Part of the Macmillan Collector’s Library series, this volume presents science fiction from before the ‘golden age’ and is a very respectable selection, bookended by stories from the great H G Wells. I had previously read 4 stories in this collection but they are good ones so I didn’t mind re-reading. My favourite of those I hadn’t read before turned out to be Arthur Conan Doyle’s, which surprised me as I’ve never enjoyed his detective stories. There is a detailed introduction which discusses the history of early science fiction and each piece has a very short introduction too.

I felt that Lovecraft’s story was kind of spoilt by a footnote from the editor which tells us that Lovecraft was a notorious racist. He was singled out, as two or three of the other stories contained racist references and were not given footnotes. Most authors of ‘classic’ works would have held views considered unacceptable today and if we are to continue enjoying these works, we need to separate the art from the artist. These authors lived a long time ago, those were the views they would have held, please allow us to enjoy their work.
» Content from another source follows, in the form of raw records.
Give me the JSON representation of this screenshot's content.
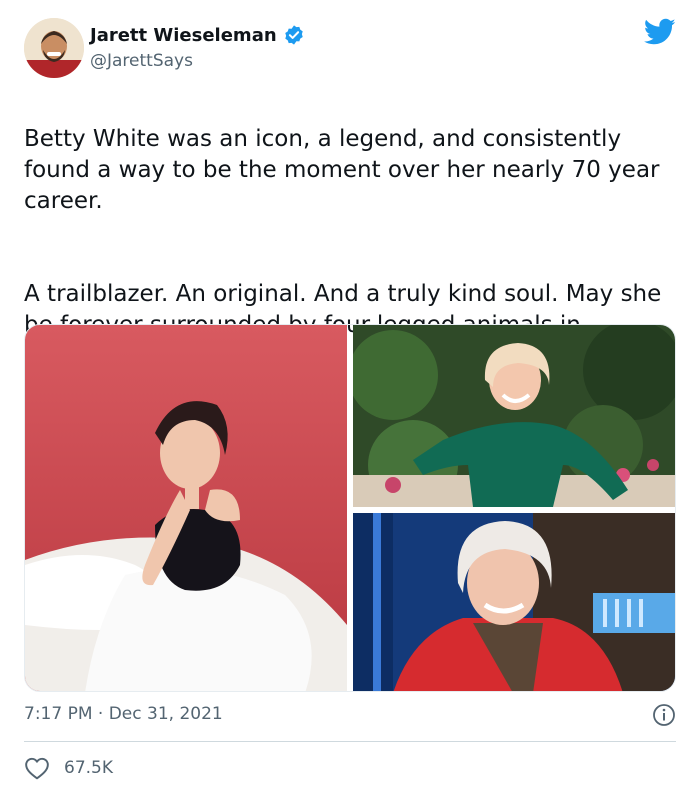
{
  "author": {
    "display_name": "Jarett Wieseleman",
    "handle": "@JarettSays",
    "verified": true,
    "avatar_icon": "avatar-photo"
  },
  "brand": {
    "icon": "twitter-bird-icon",
    "color": "#1d9bf0"
  },
  "tweet": {
    "paragraph_1": "Betty White was an icon, a legend, and consistently found a way to be the moment over her nearly 70 year career.",
    "paragraph_2": "A trailblazer. An original. And a truly kind soul. May she be forever surrounded by four-legged animals in heaven."
  },
  "media": {
    "photos": [
      {
        "name": "photo-betty-white-red-backdrop"
      },
      {
        "name": "photo-betty-white-green-outfit"
      },
      {
        "name": "photo-betty-white-red-jacket"
      }
    ]
  },
  "footer": {
    "time": "7:17 PM",
    "separator": "·",
    "date": "Dec 31, 2021",
    "likes": "67.5K"
  },
  "colors": {
    "text": "#0f1419",
    "secondary": "#536471",
    "divider": "#cfd9de",
    "verified": "#1d9bf0"
  }
}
Here are the stories included in the book:

‘The Star’ by H G Wells is a stunning and terrifying story – one of his best – about a new star threatening to collide with the Earth.
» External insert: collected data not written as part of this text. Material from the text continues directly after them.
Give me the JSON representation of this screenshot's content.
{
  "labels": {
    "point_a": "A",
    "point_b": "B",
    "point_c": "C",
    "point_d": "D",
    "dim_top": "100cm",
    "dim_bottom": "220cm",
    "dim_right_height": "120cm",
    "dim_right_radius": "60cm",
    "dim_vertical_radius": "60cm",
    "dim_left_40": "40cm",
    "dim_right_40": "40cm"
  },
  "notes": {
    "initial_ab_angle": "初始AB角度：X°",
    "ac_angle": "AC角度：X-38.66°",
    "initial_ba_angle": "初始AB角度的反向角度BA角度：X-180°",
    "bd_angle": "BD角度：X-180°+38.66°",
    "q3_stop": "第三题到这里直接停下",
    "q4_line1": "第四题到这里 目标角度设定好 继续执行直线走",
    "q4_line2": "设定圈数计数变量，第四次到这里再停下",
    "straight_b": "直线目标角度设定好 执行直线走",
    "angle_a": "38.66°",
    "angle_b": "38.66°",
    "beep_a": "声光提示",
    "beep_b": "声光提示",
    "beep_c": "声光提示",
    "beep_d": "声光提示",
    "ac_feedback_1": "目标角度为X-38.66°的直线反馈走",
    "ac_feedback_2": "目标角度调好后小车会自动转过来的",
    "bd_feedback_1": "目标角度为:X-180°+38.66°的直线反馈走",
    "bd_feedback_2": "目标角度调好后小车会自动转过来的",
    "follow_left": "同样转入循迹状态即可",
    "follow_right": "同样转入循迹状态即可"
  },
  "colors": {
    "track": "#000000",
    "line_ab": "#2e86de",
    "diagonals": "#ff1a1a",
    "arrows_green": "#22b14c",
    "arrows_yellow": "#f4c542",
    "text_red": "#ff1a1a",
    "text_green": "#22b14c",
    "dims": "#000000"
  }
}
‘A Martian Odyssey’ by Stanley Weinbaum is an adventurous and action-packed story of alien encounters on Mars.

‘The Diamond Lens’ by FitzJames O’Brien is a strange obsessive tale of microbiology and spiritualism, from an author I hadn’t heard of before.

‘Micromégas’ by Voltaire is a philosophical journey, which I appreciated rather than enjoyed.

‘The Mortal Immortal’ by Mary Shelley is a sorrowful story of alchemy and immortality with tones of her novel The Last Man.

‘A Tale of the Rugged Mountains’ by Edgar Allan Poe is a story of psychics and time travel, quite frightening as you’d expect from Poe.

‘The Automaton Ear’ by Florence McLandburgh is a very unusual and dark story of scientific obsession and mental illness, from another author I hadn’t heard of before.

‘The Tachypomp’ by Edward Page Mitchell is a mathematics themed story which I didn’t enjoy, although it does have an amusing tone.

‘The Colour Out of Space’ by H P Lovecraft is one of his most disturbing tales, although not one of my favourites, as it becomes repetitive towards the end.

‘To Hermann Stoffkraft, Ph.D., A Paradoxical Ode (After Shelley)’ by James Clerk Maxwell is a poem, which I didn’t really get and wasn’t sure why it was included, as the only poem in a collection of ‘stories’.

‘The Horror of the Heights’ by Arthur Conan Doyle is an exciting and sinister tale about what awaits aviators who fly too high.

‘Sultana’s Dream’ by Rokeya Sakhawat Hossain is an early feminist utopian story which has interesting ideas but not much plot.

‘A Psychological Shipwreck’ by Ambrose Bierce is more supernatural than sci-fi and I didn’t have much opinion on it.

‘The Door in the Wall’ by H G Wells is a cleverly symbolic story which will make you think.

Thank you to the publisher Pan Macmillan for the advance copy via NetGalley. The book will be published on 21st June.